The Government has worked with the emergency services and partners, including the Football Association and London Marathon, to make sure the national test has minimum impact on major events taking place on the day.
Chancellor of the Duchy of Lancaster, Oliver Dowden MP, said: “Put the date in your diaries – at 3pm on April 23, we’ll be testing our new national Emergency Alerts system.
“Getting this system operational with the national test means we have another tool in our toolkit to keep the public safe in life-threatening emergencies.

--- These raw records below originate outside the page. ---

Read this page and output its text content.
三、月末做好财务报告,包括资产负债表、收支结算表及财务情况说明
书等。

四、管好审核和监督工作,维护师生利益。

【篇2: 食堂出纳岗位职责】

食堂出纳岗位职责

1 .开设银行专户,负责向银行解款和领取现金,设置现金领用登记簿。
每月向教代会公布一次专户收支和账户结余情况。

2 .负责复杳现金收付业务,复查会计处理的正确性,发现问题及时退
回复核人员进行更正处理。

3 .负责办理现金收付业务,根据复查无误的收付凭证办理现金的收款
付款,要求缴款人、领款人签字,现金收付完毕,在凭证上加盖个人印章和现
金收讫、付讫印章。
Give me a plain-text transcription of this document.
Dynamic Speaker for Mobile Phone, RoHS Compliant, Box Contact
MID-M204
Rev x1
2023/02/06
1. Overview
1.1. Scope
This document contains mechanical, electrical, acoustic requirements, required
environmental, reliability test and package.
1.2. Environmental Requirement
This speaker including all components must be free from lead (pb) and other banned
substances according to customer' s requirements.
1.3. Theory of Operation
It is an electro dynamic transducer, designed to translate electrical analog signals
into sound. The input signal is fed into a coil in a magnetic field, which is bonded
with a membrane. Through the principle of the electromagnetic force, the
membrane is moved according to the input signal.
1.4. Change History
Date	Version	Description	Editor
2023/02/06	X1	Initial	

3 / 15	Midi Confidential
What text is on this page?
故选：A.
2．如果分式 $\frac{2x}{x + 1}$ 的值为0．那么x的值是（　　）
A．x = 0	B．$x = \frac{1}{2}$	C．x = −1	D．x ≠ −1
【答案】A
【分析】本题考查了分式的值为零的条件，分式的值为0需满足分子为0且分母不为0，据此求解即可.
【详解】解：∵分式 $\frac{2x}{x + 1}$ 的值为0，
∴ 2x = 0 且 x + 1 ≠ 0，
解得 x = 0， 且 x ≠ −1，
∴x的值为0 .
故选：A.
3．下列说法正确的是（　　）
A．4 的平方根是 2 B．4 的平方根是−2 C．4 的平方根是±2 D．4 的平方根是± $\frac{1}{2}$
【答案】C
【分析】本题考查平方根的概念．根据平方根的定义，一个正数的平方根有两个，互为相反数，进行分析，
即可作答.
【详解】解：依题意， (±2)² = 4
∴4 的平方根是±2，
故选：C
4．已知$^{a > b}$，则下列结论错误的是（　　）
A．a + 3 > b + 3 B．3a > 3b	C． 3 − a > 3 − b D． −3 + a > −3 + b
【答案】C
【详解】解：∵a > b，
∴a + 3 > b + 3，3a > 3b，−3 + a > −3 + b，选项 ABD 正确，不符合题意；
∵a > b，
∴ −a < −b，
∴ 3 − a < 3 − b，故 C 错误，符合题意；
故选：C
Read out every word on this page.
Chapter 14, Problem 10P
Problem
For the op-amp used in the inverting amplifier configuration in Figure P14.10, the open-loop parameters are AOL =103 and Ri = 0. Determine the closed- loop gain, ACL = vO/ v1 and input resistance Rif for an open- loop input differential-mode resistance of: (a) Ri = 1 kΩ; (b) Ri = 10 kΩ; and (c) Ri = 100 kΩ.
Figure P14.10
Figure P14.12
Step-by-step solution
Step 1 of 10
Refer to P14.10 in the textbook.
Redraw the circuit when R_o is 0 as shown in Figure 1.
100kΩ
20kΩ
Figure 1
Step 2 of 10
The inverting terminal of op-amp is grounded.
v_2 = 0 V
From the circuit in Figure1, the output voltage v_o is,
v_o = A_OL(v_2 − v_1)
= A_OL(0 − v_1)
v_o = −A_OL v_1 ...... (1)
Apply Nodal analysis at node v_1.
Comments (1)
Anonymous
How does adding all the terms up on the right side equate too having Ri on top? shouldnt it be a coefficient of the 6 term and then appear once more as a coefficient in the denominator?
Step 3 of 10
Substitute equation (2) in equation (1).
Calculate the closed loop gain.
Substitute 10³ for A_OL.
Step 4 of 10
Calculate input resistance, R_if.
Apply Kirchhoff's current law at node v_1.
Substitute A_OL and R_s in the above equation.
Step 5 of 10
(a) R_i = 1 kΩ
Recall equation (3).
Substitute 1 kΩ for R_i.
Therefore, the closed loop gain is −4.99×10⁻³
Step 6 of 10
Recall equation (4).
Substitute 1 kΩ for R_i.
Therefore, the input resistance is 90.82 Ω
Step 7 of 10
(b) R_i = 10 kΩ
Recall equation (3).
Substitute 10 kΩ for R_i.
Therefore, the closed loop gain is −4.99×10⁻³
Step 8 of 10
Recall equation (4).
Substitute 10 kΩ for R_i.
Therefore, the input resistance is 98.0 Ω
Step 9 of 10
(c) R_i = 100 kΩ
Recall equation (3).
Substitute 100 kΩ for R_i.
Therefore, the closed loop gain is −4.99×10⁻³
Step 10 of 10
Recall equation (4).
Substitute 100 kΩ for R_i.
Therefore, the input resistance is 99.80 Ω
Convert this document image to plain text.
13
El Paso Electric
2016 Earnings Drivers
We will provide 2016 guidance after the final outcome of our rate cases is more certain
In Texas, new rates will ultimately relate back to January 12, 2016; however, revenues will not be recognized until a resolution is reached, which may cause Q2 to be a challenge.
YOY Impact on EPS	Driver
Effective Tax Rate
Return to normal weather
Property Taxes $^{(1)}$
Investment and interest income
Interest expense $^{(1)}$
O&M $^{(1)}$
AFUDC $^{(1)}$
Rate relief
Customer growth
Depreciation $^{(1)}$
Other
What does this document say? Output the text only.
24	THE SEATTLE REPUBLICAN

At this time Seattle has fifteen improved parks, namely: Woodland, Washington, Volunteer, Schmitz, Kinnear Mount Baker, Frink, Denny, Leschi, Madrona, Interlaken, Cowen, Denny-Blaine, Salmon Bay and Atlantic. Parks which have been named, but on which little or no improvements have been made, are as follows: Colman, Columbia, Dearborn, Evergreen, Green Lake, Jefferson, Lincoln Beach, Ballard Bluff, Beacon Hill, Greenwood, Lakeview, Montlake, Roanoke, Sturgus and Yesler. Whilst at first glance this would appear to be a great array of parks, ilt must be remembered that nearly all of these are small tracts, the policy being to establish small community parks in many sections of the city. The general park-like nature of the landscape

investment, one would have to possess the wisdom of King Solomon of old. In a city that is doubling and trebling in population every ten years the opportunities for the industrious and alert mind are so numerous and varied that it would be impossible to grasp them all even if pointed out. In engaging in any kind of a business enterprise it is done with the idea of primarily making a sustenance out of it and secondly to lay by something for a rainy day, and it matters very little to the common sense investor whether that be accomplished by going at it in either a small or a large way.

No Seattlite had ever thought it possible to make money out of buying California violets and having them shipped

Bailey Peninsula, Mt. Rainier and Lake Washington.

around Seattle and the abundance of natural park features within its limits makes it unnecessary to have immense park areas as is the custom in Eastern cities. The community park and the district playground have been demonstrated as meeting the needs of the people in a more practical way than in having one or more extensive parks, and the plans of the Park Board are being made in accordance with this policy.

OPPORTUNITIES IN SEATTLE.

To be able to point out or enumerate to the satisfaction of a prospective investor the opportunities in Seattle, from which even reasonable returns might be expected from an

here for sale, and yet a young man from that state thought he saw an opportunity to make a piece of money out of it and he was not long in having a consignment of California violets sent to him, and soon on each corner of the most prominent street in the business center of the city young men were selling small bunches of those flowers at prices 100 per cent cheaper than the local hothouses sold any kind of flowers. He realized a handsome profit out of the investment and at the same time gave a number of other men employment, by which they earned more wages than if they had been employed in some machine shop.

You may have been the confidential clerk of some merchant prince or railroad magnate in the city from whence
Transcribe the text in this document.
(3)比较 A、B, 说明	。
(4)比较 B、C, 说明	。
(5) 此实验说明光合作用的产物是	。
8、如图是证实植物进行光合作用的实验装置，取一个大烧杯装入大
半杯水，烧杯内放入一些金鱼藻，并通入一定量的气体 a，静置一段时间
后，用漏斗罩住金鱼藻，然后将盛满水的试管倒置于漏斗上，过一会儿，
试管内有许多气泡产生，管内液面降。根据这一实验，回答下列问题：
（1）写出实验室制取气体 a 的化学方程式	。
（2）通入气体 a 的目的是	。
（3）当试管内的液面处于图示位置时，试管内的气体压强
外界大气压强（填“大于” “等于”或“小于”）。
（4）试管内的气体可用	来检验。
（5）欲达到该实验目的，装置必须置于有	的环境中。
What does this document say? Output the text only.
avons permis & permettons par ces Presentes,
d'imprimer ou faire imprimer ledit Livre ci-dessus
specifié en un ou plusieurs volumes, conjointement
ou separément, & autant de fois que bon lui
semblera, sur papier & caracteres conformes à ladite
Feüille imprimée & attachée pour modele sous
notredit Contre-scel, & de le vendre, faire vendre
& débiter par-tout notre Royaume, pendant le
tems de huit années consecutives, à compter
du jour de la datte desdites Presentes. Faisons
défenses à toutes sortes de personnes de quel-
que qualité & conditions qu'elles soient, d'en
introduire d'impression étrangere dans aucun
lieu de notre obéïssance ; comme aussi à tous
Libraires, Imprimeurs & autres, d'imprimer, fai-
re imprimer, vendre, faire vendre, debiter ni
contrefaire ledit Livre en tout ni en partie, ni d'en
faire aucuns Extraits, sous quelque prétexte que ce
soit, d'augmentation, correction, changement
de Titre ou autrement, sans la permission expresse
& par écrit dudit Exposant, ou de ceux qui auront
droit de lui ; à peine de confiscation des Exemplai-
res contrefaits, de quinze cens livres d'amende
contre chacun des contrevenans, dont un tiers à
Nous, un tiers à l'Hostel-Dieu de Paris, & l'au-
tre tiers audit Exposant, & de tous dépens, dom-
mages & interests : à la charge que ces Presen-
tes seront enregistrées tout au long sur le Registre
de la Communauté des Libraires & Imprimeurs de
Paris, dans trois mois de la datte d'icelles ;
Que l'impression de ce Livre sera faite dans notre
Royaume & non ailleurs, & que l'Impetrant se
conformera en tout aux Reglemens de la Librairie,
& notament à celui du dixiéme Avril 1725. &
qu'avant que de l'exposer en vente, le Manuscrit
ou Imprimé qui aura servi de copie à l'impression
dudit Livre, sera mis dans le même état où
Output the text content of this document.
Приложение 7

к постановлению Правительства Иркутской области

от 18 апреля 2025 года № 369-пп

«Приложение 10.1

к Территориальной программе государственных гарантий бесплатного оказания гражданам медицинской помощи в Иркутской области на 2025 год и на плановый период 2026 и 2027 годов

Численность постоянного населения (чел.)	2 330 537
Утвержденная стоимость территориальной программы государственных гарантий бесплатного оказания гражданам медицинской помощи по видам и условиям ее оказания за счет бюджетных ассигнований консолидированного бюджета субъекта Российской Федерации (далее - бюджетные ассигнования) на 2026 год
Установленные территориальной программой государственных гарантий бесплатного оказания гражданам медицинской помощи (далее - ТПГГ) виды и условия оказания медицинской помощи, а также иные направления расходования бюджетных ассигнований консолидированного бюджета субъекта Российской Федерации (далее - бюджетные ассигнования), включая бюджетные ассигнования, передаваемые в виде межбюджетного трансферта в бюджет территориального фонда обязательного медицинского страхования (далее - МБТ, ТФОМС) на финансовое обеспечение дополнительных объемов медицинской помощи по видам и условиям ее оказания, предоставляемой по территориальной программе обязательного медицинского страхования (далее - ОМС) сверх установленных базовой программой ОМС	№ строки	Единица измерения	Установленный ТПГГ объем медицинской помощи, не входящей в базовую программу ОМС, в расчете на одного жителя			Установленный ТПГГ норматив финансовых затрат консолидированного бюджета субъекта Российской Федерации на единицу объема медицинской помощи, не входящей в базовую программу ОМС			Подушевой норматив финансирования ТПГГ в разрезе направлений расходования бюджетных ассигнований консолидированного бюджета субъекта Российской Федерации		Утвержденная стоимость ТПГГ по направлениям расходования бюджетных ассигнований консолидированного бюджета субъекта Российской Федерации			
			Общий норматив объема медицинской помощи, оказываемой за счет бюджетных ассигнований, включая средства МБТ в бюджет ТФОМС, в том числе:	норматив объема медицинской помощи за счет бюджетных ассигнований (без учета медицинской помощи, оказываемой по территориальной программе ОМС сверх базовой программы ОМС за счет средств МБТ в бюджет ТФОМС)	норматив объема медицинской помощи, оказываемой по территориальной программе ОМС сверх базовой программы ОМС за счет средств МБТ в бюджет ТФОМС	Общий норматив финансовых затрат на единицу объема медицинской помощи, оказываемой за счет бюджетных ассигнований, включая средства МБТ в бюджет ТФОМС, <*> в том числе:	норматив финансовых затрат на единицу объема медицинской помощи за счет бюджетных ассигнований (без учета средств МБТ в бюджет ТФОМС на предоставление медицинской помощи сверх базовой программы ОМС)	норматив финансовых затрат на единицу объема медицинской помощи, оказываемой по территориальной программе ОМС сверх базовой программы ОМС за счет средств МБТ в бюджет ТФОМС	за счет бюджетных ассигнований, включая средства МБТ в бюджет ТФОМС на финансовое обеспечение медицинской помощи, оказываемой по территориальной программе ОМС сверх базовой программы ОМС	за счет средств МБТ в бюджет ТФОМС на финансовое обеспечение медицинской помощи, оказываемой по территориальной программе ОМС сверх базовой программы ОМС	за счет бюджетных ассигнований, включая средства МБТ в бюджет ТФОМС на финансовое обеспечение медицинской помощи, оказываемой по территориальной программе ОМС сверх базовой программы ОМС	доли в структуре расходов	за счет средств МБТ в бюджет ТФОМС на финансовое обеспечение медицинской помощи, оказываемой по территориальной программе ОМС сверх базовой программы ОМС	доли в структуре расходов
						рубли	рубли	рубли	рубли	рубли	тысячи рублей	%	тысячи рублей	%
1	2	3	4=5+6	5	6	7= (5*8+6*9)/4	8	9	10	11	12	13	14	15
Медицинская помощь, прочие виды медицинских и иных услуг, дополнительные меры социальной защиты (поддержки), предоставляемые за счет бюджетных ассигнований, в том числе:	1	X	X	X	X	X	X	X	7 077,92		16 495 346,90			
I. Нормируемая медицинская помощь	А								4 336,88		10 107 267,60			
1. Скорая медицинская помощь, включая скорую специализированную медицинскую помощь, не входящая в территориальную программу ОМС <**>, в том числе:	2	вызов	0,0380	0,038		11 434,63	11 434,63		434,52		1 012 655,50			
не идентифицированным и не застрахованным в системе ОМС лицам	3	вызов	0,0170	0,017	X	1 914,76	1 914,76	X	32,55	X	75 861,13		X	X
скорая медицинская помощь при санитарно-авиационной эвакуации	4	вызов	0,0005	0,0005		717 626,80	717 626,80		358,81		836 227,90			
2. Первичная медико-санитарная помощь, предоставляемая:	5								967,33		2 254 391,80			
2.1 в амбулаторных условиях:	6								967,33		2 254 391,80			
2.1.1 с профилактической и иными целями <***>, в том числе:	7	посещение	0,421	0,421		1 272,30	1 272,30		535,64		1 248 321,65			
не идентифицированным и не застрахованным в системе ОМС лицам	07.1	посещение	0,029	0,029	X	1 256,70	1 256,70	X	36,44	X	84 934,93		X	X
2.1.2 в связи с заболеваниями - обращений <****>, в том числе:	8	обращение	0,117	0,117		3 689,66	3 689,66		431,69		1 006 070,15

It could be the sound that saves your life.”
Chair of The National Fire Chiefs Council, Mark Hardingham, said: “We must use every tool at our disposal to keep people safe, and we need everyone to play their part – and the new Emergency Alerts system is one way we can do this.
“For 10 seconds, the national test may be inconvenient for some, but please forgive us for the intrusion, because the next time you hear it – your life, and the life-saving actions of our emergency services, could depend on it.”
And National Police Chiefs’ Council lead for civil contingencies, Assistant Chief Constable Owen Weatherill, added: “Warning and informing the public at speed during times of crises can be vital.
“We look forward to further developing the use of the Emergency Alerts capability and how it can have real benefits for the public to protect and preserve life, as well as supporting policing’s wider response to critical incidents with partner agencies.
“Alongside partners, we will continue to listen carefully to public feedback and ensure the use of Emergency Alerts has a positive impact.”
Chiefs say the system will be used rarely – only being sent where there is an immediate risk to people’s lives – so people may not receive an alert for months or years.